Apple has released the iPhone SDK. The 2.1 gigabyte download is free after registration and includes the latest Developer Tools as well.
I personally don’t use an iPhone. Being able to hack it (or get third party software for it) was a stopper for me. Another argument against the iPhone was the rather limited storage space — 4 and 8 gigs simply did not seem enough space.
Apple still wants to retain some control over which apps are pushed on the phone, but it seems the upcoming operating system of the iPhone has already been hacked. People may be able to install software independently from Apple (e.g. to remove a SIM card lock) on a hacked phone.
But looking at the developer site for the iPhone simply does it right.

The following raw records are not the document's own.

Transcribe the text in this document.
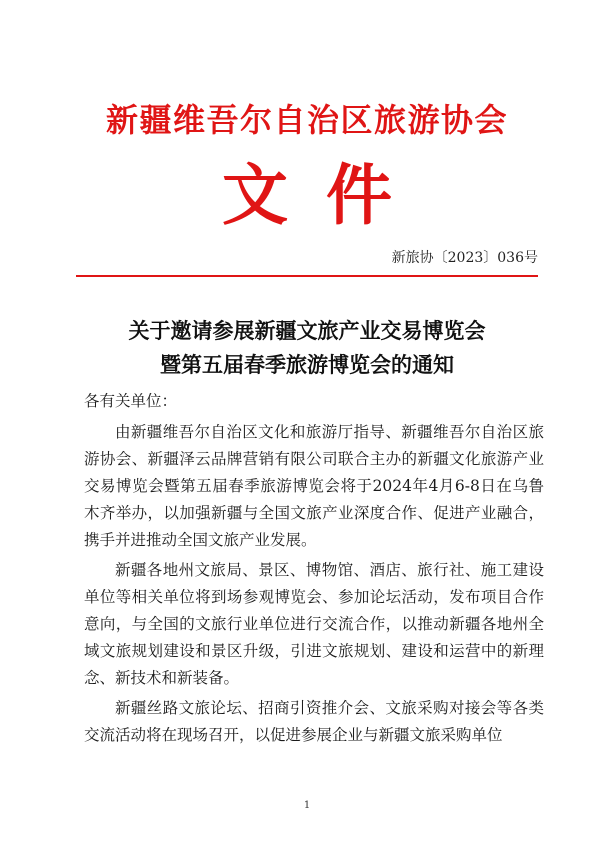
新疆维吾尔自治区旅游协会
文件
新旅协〔2023〕036号
关于邀请参展新疆文旅产业交易博览会
暨第五届春季旅游博览会的通知

各有关单位：

由新疆维吾尔自治区文化和旅游厅指导、新疆维吾尔自治区旅游协会、新疆泽云品牌营销有限公司联合主办的新疆文化旅游产业交易博览会暨第五届春季旅游博览会将于2024年4月6-8日在乌鲁木齐举办，以加强新疆与全国文旅产业深度合作、促进产业融合，携手并进推动全国文旅产业发展。

新疆各地州文旅局、景区、博物馆、酒店、旅行社、施工建设单位等相关单位将到场参观博览会、参加论坛活动，发布项目合作意向，与全国的文旅行业单位进行交流合作，以推动新疆各地州全域文旅规划建设和景区升级，引进文旅规划、建设和运营中的新理念、新技术和新装备。

新疆丝路文旅论坛、招商引资推介会、文旅采购对接会等各类交流活动将在现场召开，以促进参展企业与新疆文旅采购单位

1
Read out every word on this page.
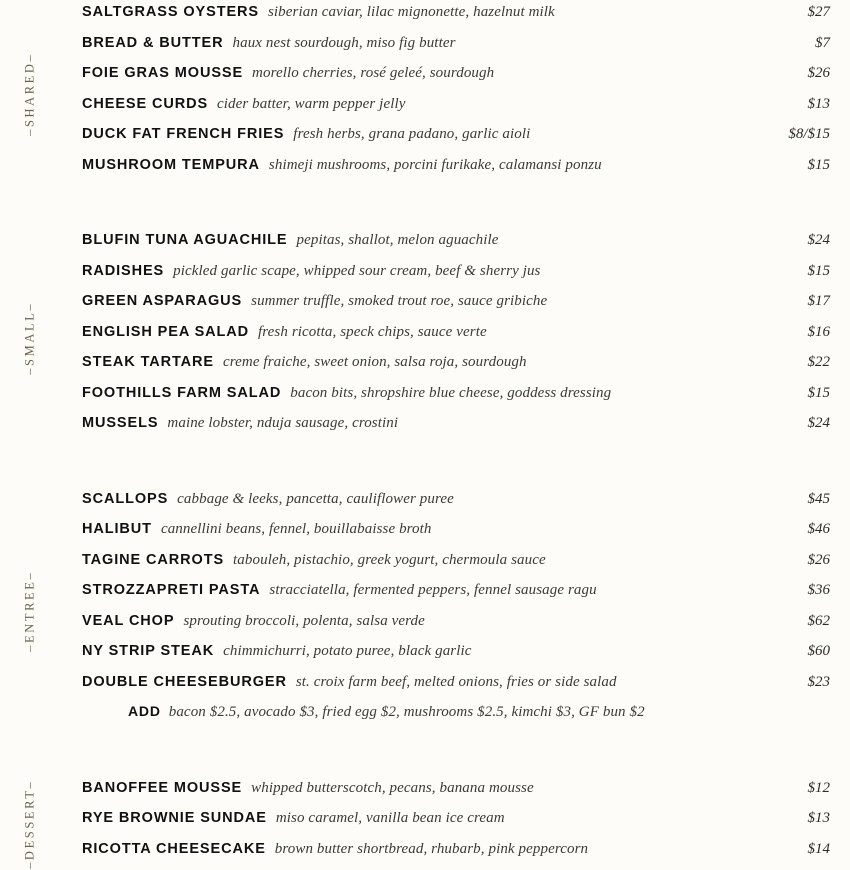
–SHARED–
SALTGRASS OYSTERS siberian caviar, lilac mignonette, hazelnut milk	$27
BREAD & BUTTER haux nest sourdough, miso fig butter	$7
FOIE GRAS MOUSSE morello cherries, rosé geleé, sourdough	$26
CHEESE CURDS cider batter, warm pepper jelly	$13
DUCK FAT FRENCH FRIES fresh herbs, grana padano, garlic aioli	$8/$15
MUSHROOM TEMPURA shimeji mushrooms, porcini furikake, calamansi ponzu	$15
–SMALL–
BLUFIN TUNA AGUACHILE pepitas, shallot, melon aguachile	$24
RADISHES pickled garlic scape, whipped sour cream, beef & sherry jus	$15
GREEN ASPARAGUS summer truffle, smoked trout roe, sauce gribiche	$17
ENGLISH PEA SALAD fresh ricotta, speck chips, sauce verte	$16
STEAK TARTARE creme fraiche, sweet onion, salsa roja, sourdough	$22
FOOTHILLS FARM SALAD bacon bits, shropshire blue cheese, goddess dressing	$15
MUSSELS maine lobster, nduja sausage, crostini	$24
–ENTREE–
SCALLOPS cabbage & leeks, pancetta, cauliflower puree	$45
HALIBUT cannellini beans, fennel, bouillabaisse broth	$46
TAGINE CARROTS tabouleh, pistachio, greek yogurt, chermoula sauce	$26
STROZZAPRETI PASTA stracciatella, fermented peppers, fennel sausage ragu	$36
VEAL CHOP sprouting broccoli, polenta, salsa verde	$62
NY STRIP STEAK chimmichurri, potato puree, black garlic	$60
DOUBLE CHEESEBURGER st. croix farm beef, melted onions, fries or side salad	$23
ADD bacon $2.5, avocado $3, fried egg $2, mushrooms $2.5, kimchi $3, GF bun $2
–DESSERT–	BANOFFEE MOUSSE whipped butterscotch, pecans, banana mousse	$12
RYE BROWNIE SUNDAE miso caramel, vanilla bean ice cream	$13
RICOTTA CHEESECAKE brown butter shortbread, rhubarb, pink peppercorn	$14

I get a clear product, a very readable documentation and easy to digest tutorials – developing hardware and software together again pays out in a consistent product.

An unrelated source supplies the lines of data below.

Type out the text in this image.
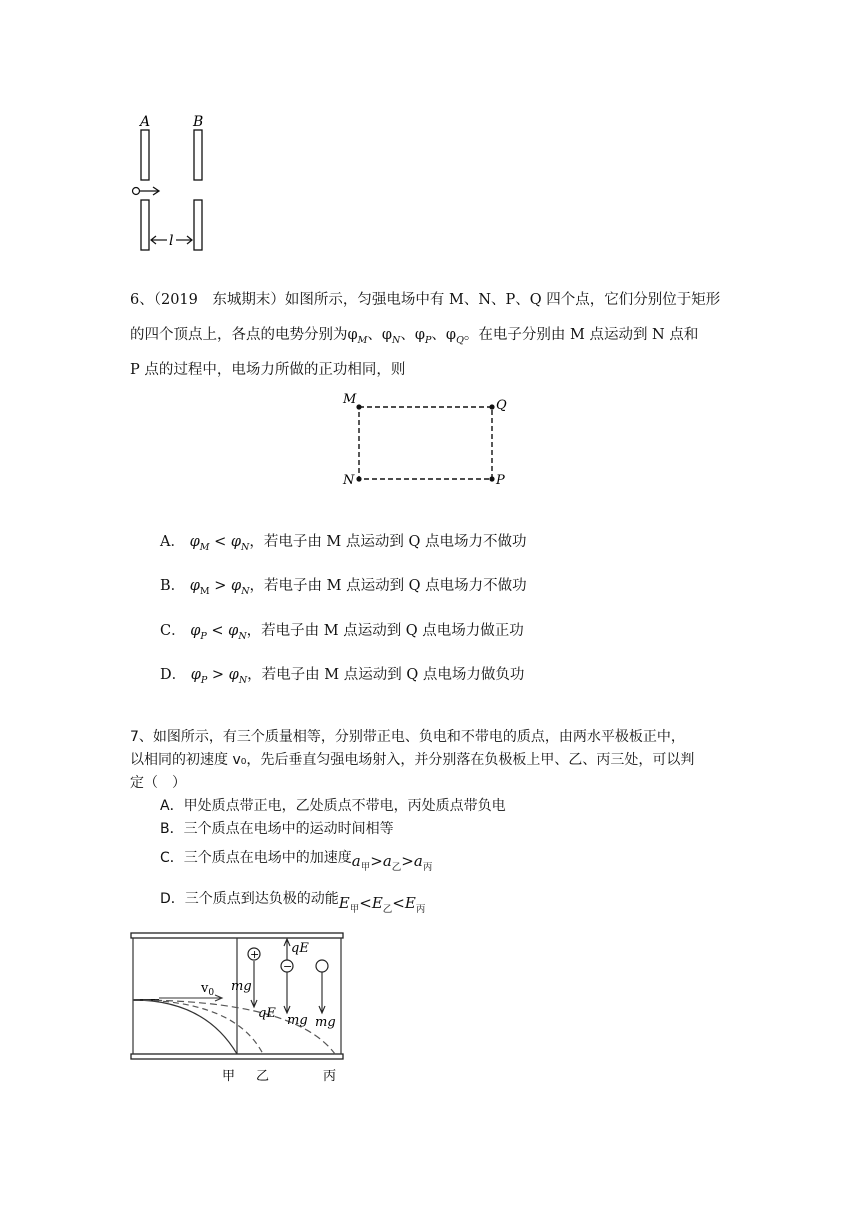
A	B
l
6、（2019　东城期末）如图所示，匀强电场中有 M、N、P、Q 四个点，它们分别位于矩形
的四个顶点上，各点的电势分别为$\varphi_M$、$\varphi_N$、$\varphi_P$、$\varphi_Q$。在电子分别由 M 点运动到 N 点和
P 点的过程中，电场力所做的正功相同，则
M	Q
N	P
A． $\varphi_M < \varphi_N$，若电子由 M 点运动到 Q 点电场力不做功
B． $\varphi_M > \varphi_N$，若电子由 M 点运动到 Q 点电场力不做功
C． $\varphi_P < \varphi_N$，若电子由 M 点运动到 Q 点电场力做正功
D． $\varphi_P > \varphi_N$，若电子由 M 点运动到 Q 点电场力做负功
7、如图所示，有三个质量相等，分别带正电、负电和不带电的质点，由两水平极板正中，
以相同的初速度 v₀，先后垂直匀强电场射入，并分别落在负极板上甲、乙、丙三处，可以判
定（　）
A．甲处质点带正电，乙处质点不带电，丙处质点带负电
B．三个质点在电场中的运动时间相等
C．三个质点在电场中的加速度$a_甲>a_乙>a_丙$
D．三个质点到达负极的动能$E_甲<E_乙<E_丙$
$v_0$
+
mg
qE
−
qE
mg mg
甲 乙	丙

The Android SDK on the other hand is lacking the simple question: How can I get started (I mean really)? What devices can I deploy an Android application on? In fact the Android FAQ states that there are no phones that Android is running on. So who is supporting Android? Why should I spend time on developing for a theoretical market? Android is nothing more than an approach to an upcoming problem that Apple has already solved from A-Z.
That is the reason why Apple is succsessful: They offer solutions – not concepts.
People that think the stylishness of their products are key to Apple’s success don’t know much about Design.